No último domingo (26), o maior gênio da economia brasileira teria completado 100 anos se estivesse vivo. Seu pensamento desenvolvimentista, contudo, segue absolutamente vistoso e em expansão. Com imensas realizações e passagens históricas, da FEB (Força Expedicionária Brasileira) à FEB (Formação Econômica do Brasil, obra clássica do economista), Celso Furtado conseguiu, com maestria, conciliar a profícua vida acadêmica com a agitada vida política. Do sertão da Paraíba a Sorbonne, LSE e Yale, encantou a academia mundial e enervou coronéis nordestinos.
Junto com o argentino Raúl Prebisch, desenvolveu a escola desenvolvimentista da Cepal (Comissão Econômica para a América Latina e o Caribe, vinculada às Nações Unidas). A partir de seus ensaios, foi possível ter uma noção mais precisa e detalhista do subdesenvolvimento de países pobres, como o Brasil. Muito antes de se falar em “globalização”, Furtado já constatava que, ao contrário do que se defendia (e ainda se defende por aí), países ditos “em desenvolvimento” não caminham necessariamente para um estágio de equiparação com os países ricos.
Numa relação entre países centrais e periféricos, em que estes importam tecnologia e compram o excedente produtivo daqueles, com alto valor agregado, enquanto exportam commodities, a tendência é de aumento da desigualdade. Internamente, enquanto uma pequena parcela da população possui renda suficiente para consumir como se fosse cidadão de um país rico, a grande massa mantém apenas o consumo de subsistência. Como o mercado de bens supérfluos se renova constantemente, ampliando o bem-estar da parcela rica da população, a desigualdade social só aumenta.
Para Furtado, portanto, seria necessário um desenvolvimento comprometido com a igualdade. Industrialização com tecnologias próprias e salários suficientes para que o trabalhador brasileiro consuma além da mera subsistência. Ou seja, que ganhe suficientemente bem para o alimento, o lazer, a cultura, enfim, a dignidade humana. A valorização da mão de obra não é mero capricho de preocupação social, é norte para o desenvolvimento econômico de uma nação livre.
Sendo um pensador desenvolvimentista heterodoxo, sofreu natural oposição. Furtado sempre defendeu o Estado como agente propulsor do progresso e, por conta disso, sua obra foi deixada de lado no auge do neoliberalismo, que propunha o desenvolvimento a partir tão somente da iniciativa privada.

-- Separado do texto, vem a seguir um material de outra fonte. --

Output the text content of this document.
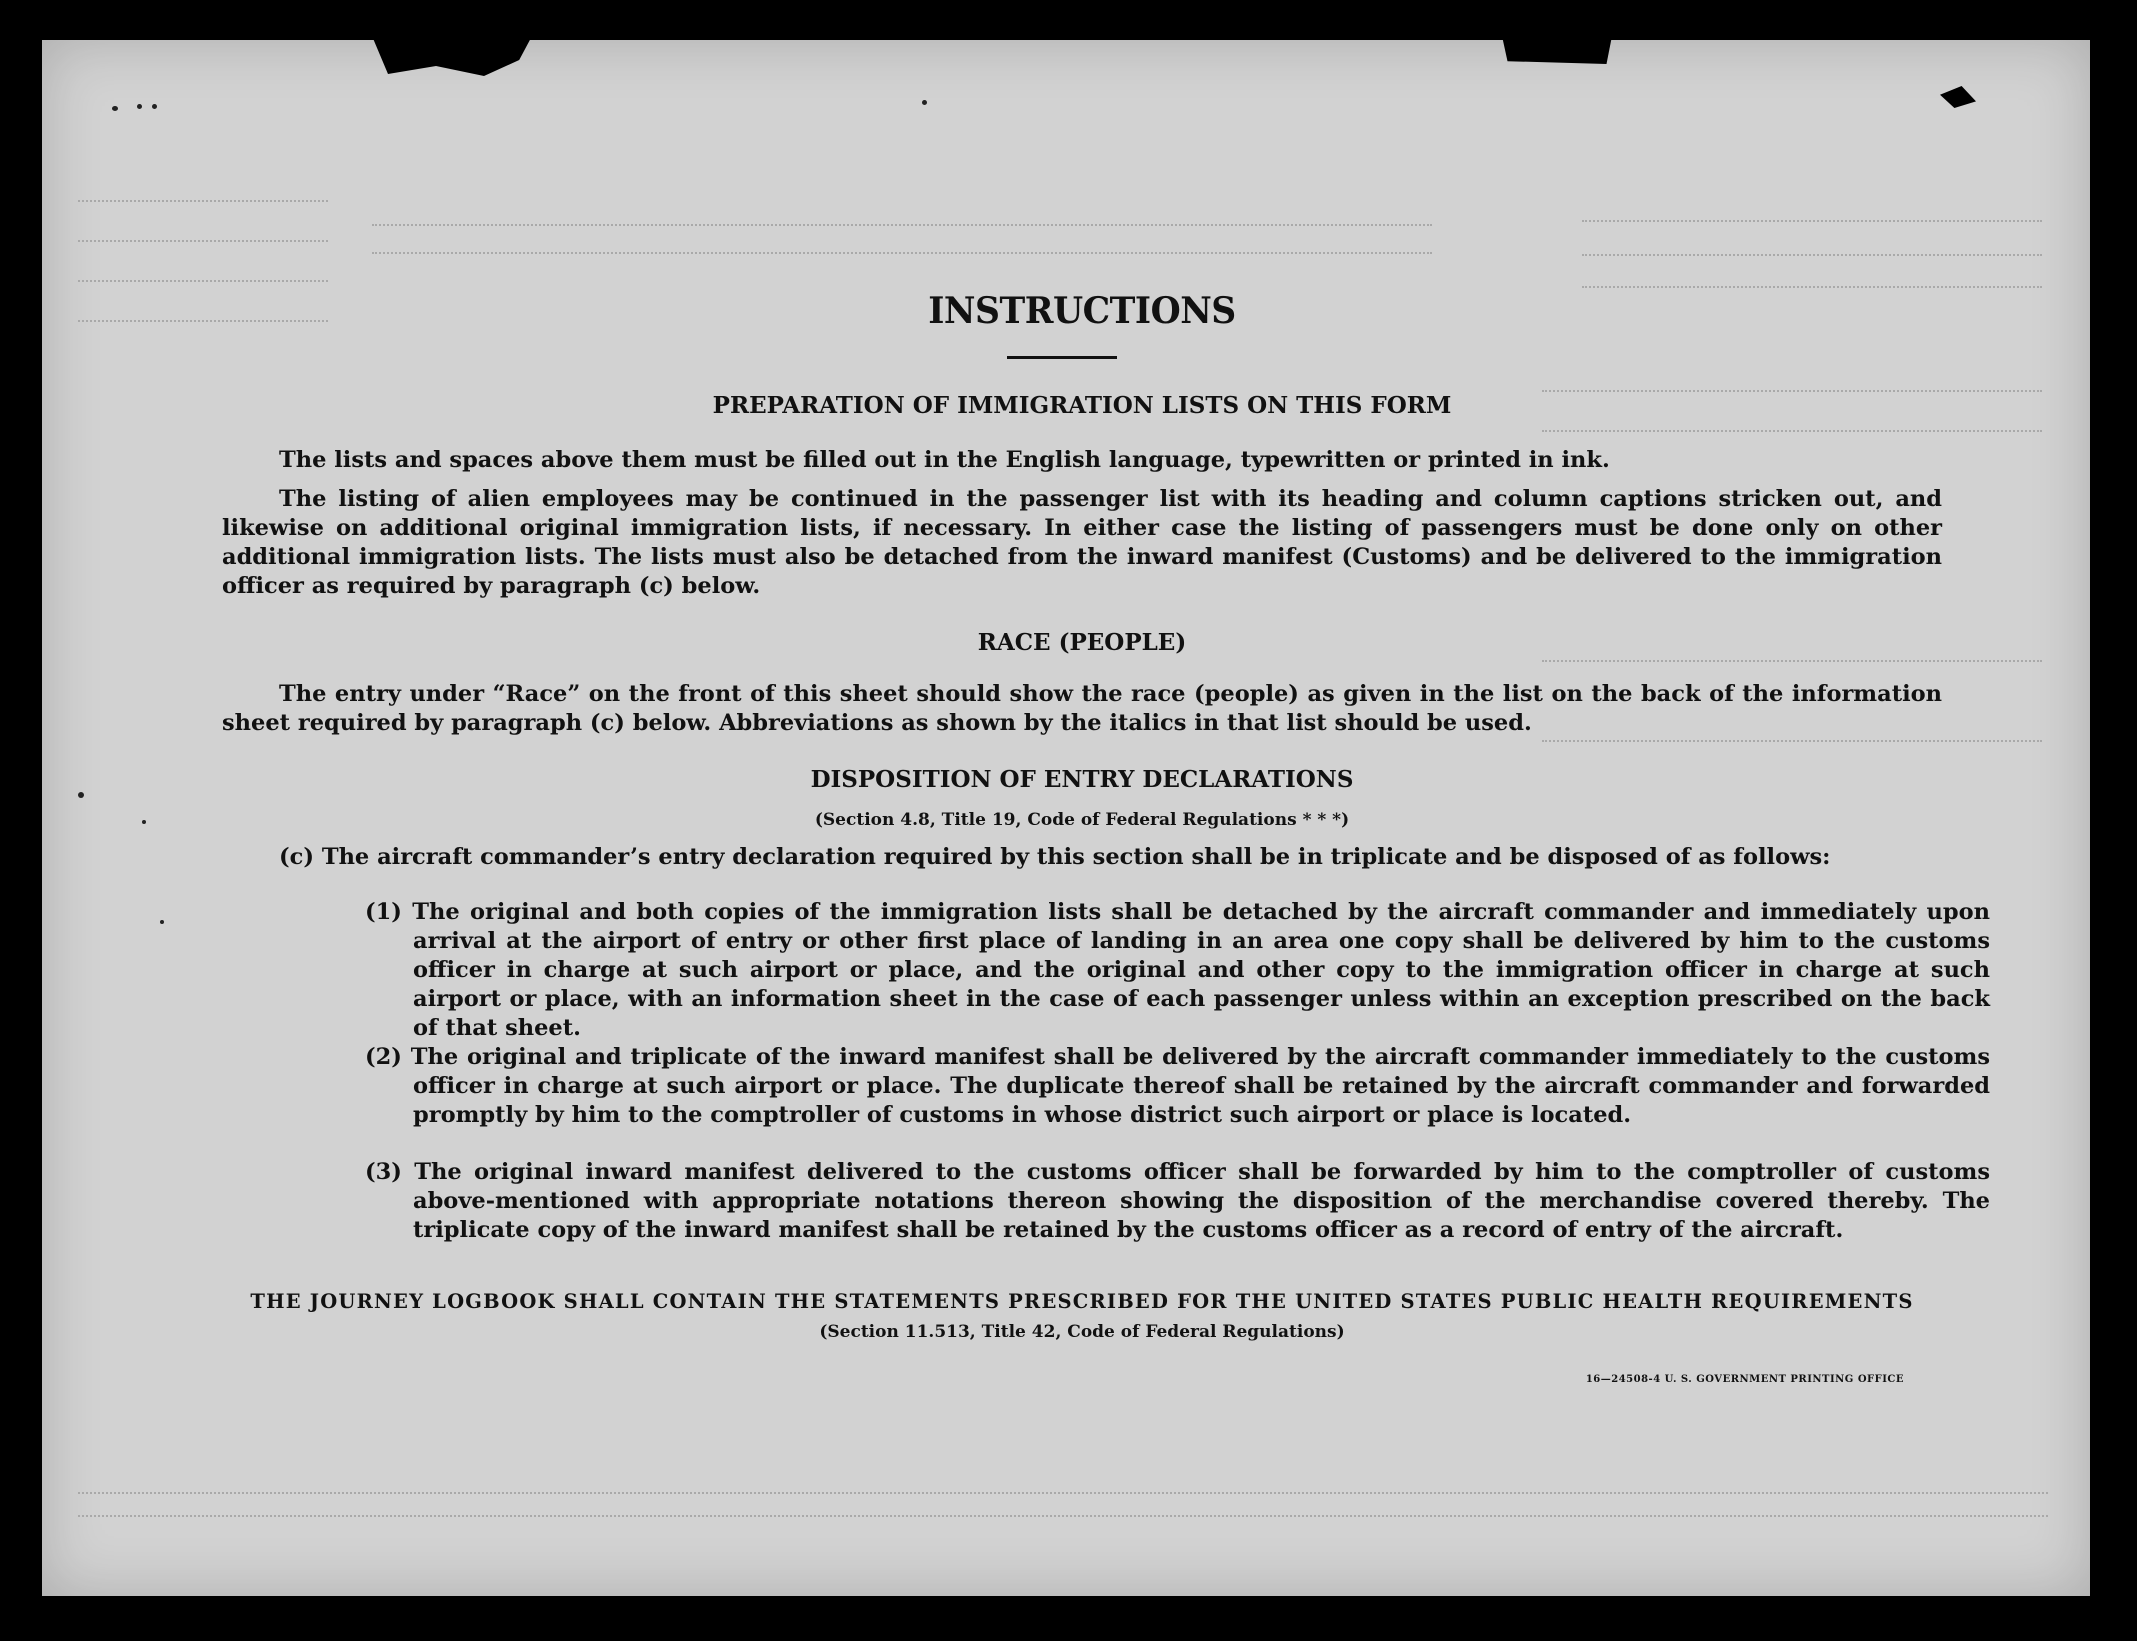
INSTRUCTIONS
PREPARATION OF IMMIGRATION LISTS ON THIS FORM
The lists and spaces above them must be filled out in the English language, typewritten or printed in ink.
The listing of alien employees may be continued in the passenger list with its heading and column captions stricken out, and likewise on additional original immigration lists, if necessary. In either case the listing of passengers must be done only on other additional immigration lists. The lists must also be detached from the inward manifest (Customs) and be delivered to the immigration officer as required by paragraph (c) below.
RACE (PEOPLE)
The entry under “Race” on the front of this sheet should show the race (people) as given in the list on the back of the information sheet required by paragraph (c) below. Abbreviations as shown by the italics in that list should be used.
DISPOSITION OF ENTRY DECLARATIONS
(Section 4.8, Title 19, Code of Federal Regulations * * *)
(c) The aircraft commander’s entry declaration required by this section shall be in triplicate and be disposed of as follows:
(1) The original and both copies of the immigration lists shall be detached by the aircraft commander and immediately upon arrival at the airport of entry or other first place of landing in an area one copy shall be delivered by him to the customs officer in charge at such airport or place, and the original and other copy to the immigration officer in charge at such airport or place, with an information sheet in the case of each passenger unless within an exception prescribed on the back of that sheet.
(2) The original and triplicate of the inward manifest shall be delivered by the aircraft commander immediately to the customs officer in charge at such airport or place. The duplicate thereof shall be retained by the aircraft commander and forwarded promptly by him to the comptroller of customs in whose district such airport or place is located.
(3) The original inward manifest delivered to the customs officer shall be forwarded by him to the comptroller of customs above-mentioned with appropriate notations thereon showing the disposition of the merchandise covered thereby. The triplicate copy of the inward manifest shall be retained by the customs officer as a record of entry of the aircraft.
THE JOURNEY LOGBOOK SHALL CONTAIN THE STATEMENTS PRESCRIBED FOR THE UNITED STATES PUBLIC HEALTH REQUIREMENTS
(Section 11.513, Title 42, Code of Federal Regulations)
16—24508-4 U. S. GOVERNMENT PRINTING OFFICE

Entretanto, nos últimos anos este modelo se viu colapsando, com desindustrialização e desigualdade social sem precedentes. A pandemia apenas acelerou o processo, descortinando o problema de forma mais ostensiva, trazendo de volta os discursos de Keynes e, claro, de Celso Furtado.
Tudo isso colocou o mundo num ponto de convergência, em que, independentemente de ideologias e posições do passado recente, as partes (governos, empresas e cidadãos) assumem maior comprometimento para, em conjunto, aplicarem o “great restart”, defendido por Klaus Schwab (criador do Fórum de Davos).
Mais que atuar apenas nas falhas de mercado (modelo keynesiano), o Estado deve empreender, apostando na iniciativa privada. A empresa deve valorizar as partes interessadas, em especial, o trabalhador. E este, por sua vez, como destinatário final de todo o processo, deve agir com responsabilidade e cidadania para garantir sua liberdade e dignidade. Esse ponto de convergência, rumo ao desenvolvimento global sustentável, talvez seja o legado de todo o trabalho teórico e prático deixado por Celso Furtado.